Country: Italy, France
Language: Italian, English
Genre: Drama, Mystery
Director: Michelangelo Antonioni
Music: Giovanni Fusco
Cinematography: Aldo Scavarda
Dorothy De Poliolo
Firstly, let me count how many Antonioni’s films I have seen so far, Eros (2004), Zabriskie Point (1970), Blow-Up (1966), La Notte (1961), so L’avventura is the fifths.
I respect Antonioni, one of the greatest Italian director, and after 5 minutes of the film, I have a hunch that I would fall in love with this one when I see the protagonists are on their way to an unknown island, but sadly the truth turns out, it is an illusion more than a hunch. After the disappearance of Anna and the island, my interests diminishes little by little. There is no adventure ahead, as running around 150 minutes, the rest is tiring.

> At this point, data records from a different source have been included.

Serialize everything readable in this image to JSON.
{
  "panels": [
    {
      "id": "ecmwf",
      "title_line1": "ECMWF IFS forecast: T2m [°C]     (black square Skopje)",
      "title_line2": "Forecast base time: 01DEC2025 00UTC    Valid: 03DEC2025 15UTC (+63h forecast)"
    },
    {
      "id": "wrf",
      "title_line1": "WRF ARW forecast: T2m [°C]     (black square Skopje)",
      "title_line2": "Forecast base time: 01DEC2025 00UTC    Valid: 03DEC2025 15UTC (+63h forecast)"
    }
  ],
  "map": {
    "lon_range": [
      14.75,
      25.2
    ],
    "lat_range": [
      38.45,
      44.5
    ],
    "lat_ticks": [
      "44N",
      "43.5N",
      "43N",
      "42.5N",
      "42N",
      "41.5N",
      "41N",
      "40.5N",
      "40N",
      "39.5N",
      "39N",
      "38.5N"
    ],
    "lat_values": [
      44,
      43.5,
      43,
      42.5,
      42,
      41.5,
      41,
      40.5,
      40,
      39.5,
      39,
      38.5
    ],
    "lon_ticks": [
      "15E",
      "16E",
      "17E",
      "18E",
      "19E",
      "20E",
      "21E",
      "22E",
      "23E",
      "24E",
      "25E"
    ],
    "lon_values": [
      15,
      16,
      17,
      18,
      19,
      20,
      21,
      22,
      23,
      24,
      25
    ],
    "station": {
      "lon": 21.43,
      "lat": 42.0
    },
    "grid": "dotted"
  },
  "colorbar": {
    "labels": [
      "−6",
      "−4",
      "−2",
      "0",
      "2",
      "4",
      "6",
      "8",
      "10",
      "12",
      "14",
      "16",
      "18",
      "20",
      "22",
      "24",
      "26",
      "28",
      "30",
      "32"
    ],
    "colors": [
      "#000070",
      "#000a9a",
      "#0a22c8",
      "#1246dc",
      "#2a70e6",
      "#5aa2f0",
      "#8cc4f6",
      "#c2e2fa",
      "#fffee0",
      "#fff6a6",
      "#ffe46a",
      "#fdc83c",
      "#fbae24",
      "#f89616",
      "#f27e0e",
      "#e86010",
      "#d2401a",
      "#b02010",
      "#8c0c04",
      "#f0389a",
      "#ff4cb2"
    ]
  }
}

One big problem is the cast, I must say that I have tried my best, but I fail to see any chemistry between Gabriele Ferzetti and Monica Vitti, I think the former should take the fully blame as his hollow performance and charmless appearance really gets into my nerves (maybe 50 years ago, the appreciation of the beautiful for sure totally different from now). I understand it is also Antonioni’s intention to fade out the performances, but should at least have provided us some real eye-candy for audiences to chew or simply don’t allow the camera lingering or focusing too much upon them as it is still a film, not a documentary (which should be a professional integrity for a film director), take another comparison with Picnic at Hanging Rock (1975), which is much more decent to show how to use the marvelous natural sceneries to influence the audience. Monica Vitti is beautiful but I prefer her supporting role in La Notte one year later (personally I love La Notte more).
Beautiful shots penetrates in every scene, which I cannot deny, but in my opinion the images should always serve the characters, otherwise why just watch some exquisite landscape documents instead. When the background becomes the foreground, certainly it is another way to shot films, just I don’t have the appetite for that. For me, it is not surprise that this film could gain so much admiration 50 years ago, but time passes, few classics could remain their high reputation from generations to come. It is an inconvenient truth, otherwise we are really not evolving. So maybe the film’s importance is largely due to its role as a vanguard, which has initiated a new era for so-called art films since 1960s, still I will not hesitate to stand my ground as I am always stick to my real afterthought.